Push Framework - A C++ toolkit for high performance server development

Ahmed Charfeddine

4.96/5 (86 votes)

23 May 2012Apache15 min read

274.5K

27K

Write asynchronous, multithreaded servers in a few lines of code. Monitor realtime activity with a deploy-only dashboard.

Introduction
Deployment layout
The developer perspective
Technical architecture
Tutorials and examples

Chat application
Client-server using the Google Protobuf protocol
Using Websocket to communicate with Web clients

Benchmarking

Monitoring the chat application
Broadcast QoS

References
History

Introduction

Beyond websites, there are other types of applications which -if not impossible- can not be easily built using the web. What the web offers as a technology is good for situations where we need to publish content and ensure the immediate and easy deployment of changes incurred to it. The user only reacts to content. If he reacts with other users, then its "reaction" is compiled into the content, persisted, then shown to others when they request it. Applications that need to broadcast information in real time, or applications that want to enable connected users to "engage" with each other in real time need a dedicated technology.

For the simplest example, think of a chat application, or a media streaming server. You can also think about many sophisticated applications that collect signals from a large number of remotely connected devices and provide a timely decision. Such technology should be able to manage a large number of active full duplex connections. It should be able to relay information from a connection to another one in an immediate way and enable the efficient and asynchronous broadcast of information so that spontaneous and timely responses are received by the client-side. I would like to give you my contribution here in the form of a C++ library which emerged from multiple refactoring of the server side code of an amateur chess server I am developing, and which I hope people may find useful for other domains as well. Beyond this article, you can find articles, complete documentation guides, and other helpful material at the Push Framework home page: http://www.pushframework.com.

Deployment layout

Let us look at the deployment picture here. Your server logic will be written on top of the Push Framework library. It is clear if you want to deploy the application, then you need a dedicated server machine. You should design / use a protocol that helps the efficient communication between your client side application and the server side of it. Clients will connect to a TCP port that you specify. It is possible that you have heterogeneous clients which use different protocols to talk with your server. One major feature of the library however is its ability to profile itself and send periodic statistics. You just need to activate that feature with a simple API call and connect the Dashboard, a separately developed Applet, to the "monitoring" port of the server so you can receive the "feed" of those stats.

The developer perspective

Personally, as a developer, when I discover a new library and want to asses it, I hurry to look at an example usage code. From there, I can see the big picture. So let me sacrifice many essential details here and only report the main view. A single instance encapsulates all of the library functionalities:

C++

PushFramework::Server server;

Configure such an instance by calling the member methods, then call start to run your server. This is how the code surrounding that instance would look like when you are finished:

C++

PushFramework::Server server;
server.setClientFactory(pClientFactory);
server.setProtocol(pProtocol);
server.createListener(sPort);
server.registerService(myServiceId, pService, "myService";
//
server.start(false);

Now questions are raised. Well first, pClientFactory should point to a concrete implementation of the PushFramework::ClientFactory class. This class manages the life cycle of clients connecting to the server. In particular it decides on when a newly accepted connection gets transformed into a legitimate client (PhysicalConnection => LogicalConnection). Also, it manages the case when a client reconnects (abrupt TCP failures can happen, then the same client reconnects) and when we need to bind the new TCP socket to the existing client information and previously allocated resources. Note that in the servicing code, you never deal with the socket, you rather deal with reference to a PushFramework::LogicalConnection object that represents the client.

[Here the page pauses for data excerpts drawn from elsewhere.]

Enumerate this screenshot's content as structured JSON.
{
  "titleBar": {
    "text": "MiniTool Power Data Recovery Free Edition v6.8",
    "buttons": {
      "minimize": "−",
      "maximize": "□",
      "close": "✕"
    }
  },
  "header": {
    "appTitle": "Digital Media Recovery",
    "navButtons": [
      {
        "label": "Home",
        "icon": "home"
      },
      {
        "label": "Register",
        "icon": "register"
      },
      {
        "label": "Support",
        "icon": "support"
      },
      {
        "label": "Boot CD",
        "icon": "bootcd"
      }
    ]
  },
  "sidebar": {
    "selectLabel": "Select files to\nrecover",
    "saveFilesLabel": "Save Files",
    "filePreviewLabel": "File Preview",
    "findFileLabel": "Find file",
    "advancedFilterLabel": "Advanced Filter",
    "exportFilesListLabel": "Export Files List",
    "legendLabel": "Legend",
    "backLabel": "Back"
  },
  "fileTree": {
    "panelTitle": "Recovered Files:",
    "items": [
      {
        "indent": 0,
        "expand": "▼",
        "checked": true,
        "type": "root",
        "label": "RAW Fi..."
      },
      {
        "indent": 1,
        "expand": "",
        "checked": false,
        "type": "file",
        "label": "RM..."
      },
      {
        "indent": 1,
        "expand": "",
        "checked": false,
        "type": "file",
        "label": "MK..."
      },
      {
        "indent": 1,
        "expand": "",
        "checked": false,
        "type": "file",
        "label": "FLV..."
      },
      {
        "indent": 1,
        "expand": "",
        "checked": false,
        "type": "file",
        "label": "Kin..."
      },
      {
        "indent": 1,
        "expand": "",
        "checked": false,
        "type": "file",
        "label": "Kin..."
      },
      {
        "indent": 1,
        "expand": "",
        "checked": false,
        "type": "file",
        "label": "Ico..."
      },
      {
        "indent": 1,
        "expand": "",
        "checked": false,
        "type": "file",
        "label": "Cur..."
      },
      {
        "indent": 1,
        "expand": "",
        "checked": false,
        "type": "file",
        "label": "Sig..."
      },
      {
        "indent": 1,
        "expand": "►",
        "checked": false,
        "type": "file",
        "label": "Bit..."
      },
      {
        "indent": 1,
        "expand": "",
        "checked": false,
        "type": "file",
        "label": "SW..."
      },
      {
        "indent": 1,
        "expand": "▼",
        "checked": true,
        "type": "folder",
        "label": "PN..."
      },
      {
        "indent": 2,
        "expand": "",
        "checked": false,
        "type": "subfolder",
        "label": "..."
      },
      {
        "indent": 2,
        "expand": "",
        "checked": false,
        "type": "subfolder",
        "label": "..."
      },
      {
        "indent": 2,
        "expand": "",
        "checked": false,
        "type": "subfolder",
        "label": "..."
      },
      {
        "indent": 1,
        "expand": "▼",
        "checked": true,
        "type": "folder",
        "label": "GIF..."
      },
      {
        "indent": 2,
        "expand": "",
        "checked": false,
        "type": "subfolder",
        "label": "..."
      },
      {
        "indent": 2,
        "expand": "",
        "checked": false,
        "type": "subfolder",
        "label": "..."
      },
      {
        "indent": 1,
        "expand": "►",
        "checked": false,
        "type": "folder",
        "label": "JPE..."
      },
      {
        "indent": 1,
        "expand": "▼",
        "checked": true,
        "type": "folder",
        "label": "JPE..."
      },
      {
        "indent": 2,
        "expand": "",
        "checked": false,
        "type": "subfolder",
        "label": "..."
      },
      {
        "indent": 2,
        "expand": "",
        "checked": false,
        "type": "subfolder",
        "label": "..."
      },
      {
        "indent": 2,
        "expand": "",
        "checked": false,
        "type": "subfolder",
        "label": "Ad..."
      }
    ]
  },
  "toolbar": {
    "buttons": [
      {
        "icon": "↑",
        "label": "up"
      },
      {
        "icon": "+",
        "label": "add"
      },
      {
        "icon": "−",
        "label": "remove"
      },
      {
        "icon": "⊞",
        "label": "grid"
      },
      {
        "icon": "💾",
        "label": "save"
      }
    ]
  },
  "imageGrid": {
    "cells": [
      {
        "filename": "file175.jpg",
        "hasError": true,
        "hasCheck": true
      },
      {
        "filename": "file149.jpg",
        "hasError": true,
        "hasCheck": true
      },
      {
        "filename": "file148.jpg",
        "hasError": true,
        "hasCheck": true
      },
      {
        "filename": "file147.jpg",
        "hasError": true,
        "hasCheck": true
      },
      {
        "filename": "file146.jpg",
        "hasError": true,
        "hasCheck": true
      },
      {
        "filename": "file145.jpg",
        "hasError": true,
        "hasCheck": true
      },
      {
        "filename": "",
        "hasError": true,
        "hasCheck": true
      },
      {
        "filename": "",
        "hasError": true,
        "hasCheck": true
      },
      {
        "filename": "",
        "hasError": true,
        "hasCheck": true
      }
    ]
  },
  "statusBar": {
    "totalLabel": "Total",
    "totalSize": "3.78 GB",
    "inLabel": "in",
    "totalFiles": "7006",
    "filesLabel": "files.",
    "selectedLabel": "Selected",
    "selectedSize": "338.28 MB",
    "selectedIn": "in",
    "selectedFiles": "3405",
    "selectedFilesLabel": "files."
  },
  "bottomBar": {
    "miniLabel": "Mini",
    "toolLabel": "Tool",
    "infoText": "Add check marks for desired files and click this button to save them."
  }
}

The protocol is an all essential information. You pass this by providing a concrete implementation of the PushFramework::Protocol class to the ::setProtocol method or within the ListenerOptions parameter of ::createListener if you intend to support multiple protocols. By overriding its pure methods, you will tell the library how the received information should be deserialized and how the outgoing information should be serialized. To send an information to a specific client or to a specific group of clients (broadcast), PushFramework expects input in the form of instances of type PushFramework::OutgoingPacket. Encoding and framing is acted upon such a class. When data is received, decoding and deframing are triggered and that is called de-serialization. At the end of the day, deserialized data is communicated back in the form of IncomingPacket instances. These instances are dispatched to your "servicing code" which you may find it useful to organize into many "services" (very useful when there are multiple types of requests that can be received with each type requiring a special processing).

A service is materialized by an instance of a PushFramework::Service subclass. You devise your business logic by overriding the handle method of it, then you affect an ID to the instance. Of course, you should take care of passing that ID information at de-serialization time so the library knows how to route the packets.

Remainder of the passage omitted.